Licensing and filings triage plan
Map product features to license categories (money transmission, lending, consumer credit). Prioritize states where you market or onboard customers and run a 50‑state triage. Use CSBS tools and the money‑transmitter primer for ballpark timelines and bond expectations.
If the triage shows exposure, build a staged filing plan and estimate timelines and costs. External help speeds this process and keeps internal teams focused.
Conclusion — Next Steps After 90 Minutes
You now have a fast way to surface risk and three remediation candidates to unblock releases.
Turn your scorecard into a short remediation plan, assign owners, and capture evidence links. Schedule the next check and name the owner today. A tiny amount of organization now prevents big delays later.
FAQs
Q: Who should run this 90‑minute check?
A:
The COO or product lead, one engineer, and one legal/compliance person. That mix covers product, technical, and regulatory perspectives.

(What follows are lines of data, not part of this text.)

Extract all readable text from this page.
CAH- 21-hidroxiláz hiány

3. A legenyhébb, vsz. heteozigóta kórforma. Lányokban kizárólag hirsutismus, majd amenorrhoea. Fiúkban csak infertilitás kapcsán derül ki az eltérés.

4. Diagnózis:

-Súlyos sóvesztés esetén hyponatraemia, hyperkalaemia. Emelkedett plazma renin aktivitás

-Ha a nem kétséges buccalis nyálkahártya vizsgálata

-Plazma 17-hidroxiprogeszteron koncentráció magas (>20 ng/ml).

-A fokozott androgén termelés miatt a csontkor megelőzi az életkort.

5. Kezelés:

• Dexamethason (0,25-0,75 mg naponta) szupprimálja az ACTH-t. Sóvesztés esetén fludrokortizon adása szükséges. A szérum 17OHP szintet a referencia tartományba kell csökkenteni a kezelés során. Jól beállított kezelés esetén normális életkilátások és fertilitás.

Q: How often should I run it?
A:
Run it before major releases, new market entries, or quarterly as a sanity check.
Q: What evidence should I capture during the check?
A: Screenshots with timestamps, policy links, vendor SOC/PCI docs, and anonymized sample transactions. Keep everything in one audit folder.
Q: Will this replace a full compliance program?
A: No. It’s a diagnostic to find urgent gaps. Follow up with remediation and program design for lasting compliance.
Q: How long to fix a “red” finding?
A: Ballpark: quick fixes days–weeks; workstream items 1–3 months; longer‑term items >3 months.